LONDON (01/29/2004) - IT managers are catching up to the dangers of Wi-Fi, but opportunities for drive-by hackers in London may actually be increasing. New wireless LANs are popping up very fast, and many of them are insecure "rogue" access points.
This year, two-thirds of the City's Wi-Fi networks have WEP (Wired Equivalent Privacy, the basic Wi-Fi security standard) turned on. That's not a great record, but it is better than last year, when only a third of them had WEP. However, since the number of WLANs in the city of London went up by 235 percent over the year, there are more than three times as many WLANs out there. So while the proportion of non-WEP networks is lower (34 percent), the actual number is higher.

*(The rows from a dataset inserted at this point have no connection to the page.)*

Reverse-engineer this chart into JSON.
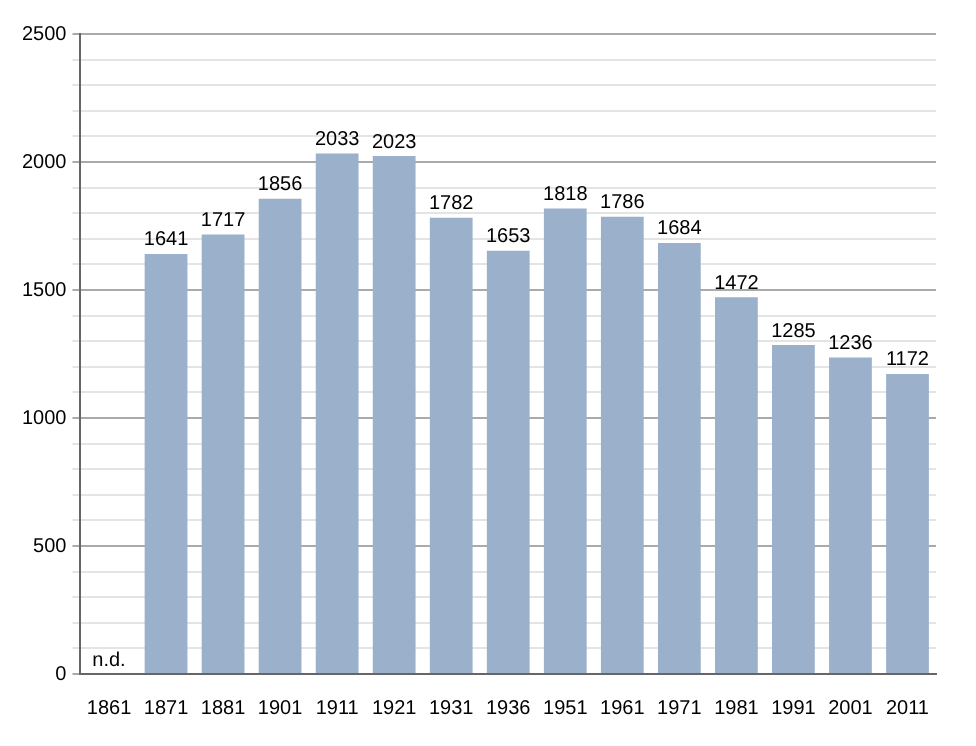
{
  "chart_data": {
    "type": "bar",
    "categories": [
      "1861",
      "1871",
      "1881",
      "1901",
      "1911",
      "1921",
      "1931",
      "1936",
      "1951",
      "1961",
      "1971",
      "1981",
      "1991",
      "2001",
      "2011"
    ],
    "values": [
      null,
      1641,
      1717,
      1856,
      2033,
      2023,
      1782,
      1653,
      1818,
      1786,
      1684,
      1472,
      1285,
      1236,
      1172
    ],
    "value_labels": [
      "n.d.",
      "1641",
      "1717",
      "1856",
      "2033",
      "2023",
      "1782",
      "1653",
      "1818",
      "1786",
      "1684",
      "1472",
      "1285",
      "1236",
      "1172"
    ],
    "color": "#9ab0cb",
    "ylim": [
      0,
      2500
    ],
    "yticks": [
      0,
      {
        "value": 100,
        "label": null
      },
      {
        "value": 200,
        "label": null
      },
      {
        "value": 300,
        "label": null
      },
      {
        "value": 400,
        "label": null
      },
      500,
      {
        "value": 600,
        "label": null
      },
      {
        "value": 700,
        "label": null
      },
      {
        "value": 800,
        "label": null
      },
      {
        "value": 900,
        "label": null
      },
      1000,
      {
        "value": 1100,
        "label": null
      },
      {
        "value": 1200,
        "label": null
      },
      {
        "value": 1300,
        "label": null
      },
      {
        "value": 1400,
        "label": null
      },
      1500,
      {
        "value": 1600,
        "label": null
      },
      {
        "value": 1700,
        "label": null
      },
      {
        "value": 1800,
        "label": null
      },
      {
        "value": 1900,
        "label": null
      },
      2000,
      {
        "value": 2100,
        "label": null
      },
      {
        "value": 2200,
        "label": null
      },
      {
        "value": 2300,
        "label": null
      },
      {
        "value": 2400,
        "label": null
      },
      2500
    ],
    "grid": "y"
  }
}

It may not be as bad as all that, according to the survey carried out by Cracknell Information Systems Security Partnership (CISSP), for the security vendor, RSA Security Inc. Apparently about half the WLANs without WEP actually have VPN protection (19 percent). "Researchers believe many other access points could have had MAC address screening or other undetectable security methods," said RSA in its release.
The bad news from the survey is that a quarter of access points don't follow all best practice guidelines, committing errors such as leaving insecure default settings on the access points. "This allows important network information to be broadcast into the street, providing potential hackers with valuable intelligence to launch an attack," says RSA.
While access points using VPN encryption are almost certainly approved and installed by the IT department, this sloppiness sounds more like rogue access points, brought in and slung up any old how.
"The 25 percent of poorly configured access points suggests that employees and departments could be deploying rogue wireless networks within their business without the knowledge of IT managers," said Phil Cracknell of CISSP. "The price of access points has fallen rapidly and they can now be bought for as little as £140 (US$255) -- a purchase that could easily be made on expenses."
While rogue networks continue to be a menace, the secure, IT-approved networks are moving quickly, said Cracknell. A large proportion of the secure networks, backed by the IT department, were implementing the faster 802.11g standard as well as 802.11b. "The number of systems incorporating both 802.11b and 802.11g on the same network reinforces the fact that wireless networks are being implemented at the heart of IT infrastructures," said Cracknell. "By embracing new wireless standards and creating a clear migration path, businesses are cementing the future of WLANs, especially as second-generation installations are occurring only three years after its initial introduction."
"I think IT policies have caught up in the enterprise," said Tim Pickard, strategic marketing director EMEA for RSA. "We will see fewer rogue access points in corporate environments in future. But there will be more in small businesses or remote offices, where they don't have enough IT support." Many of the poorly configured access points, he said were probably in small offices, attached to DSL routers.
CISSP's route for the survey started at Holborn, England, and passed through Clerkenwell, Shoreditch, the City, St Luke's, Finsbury, Spitalfields, and Canary Wharf.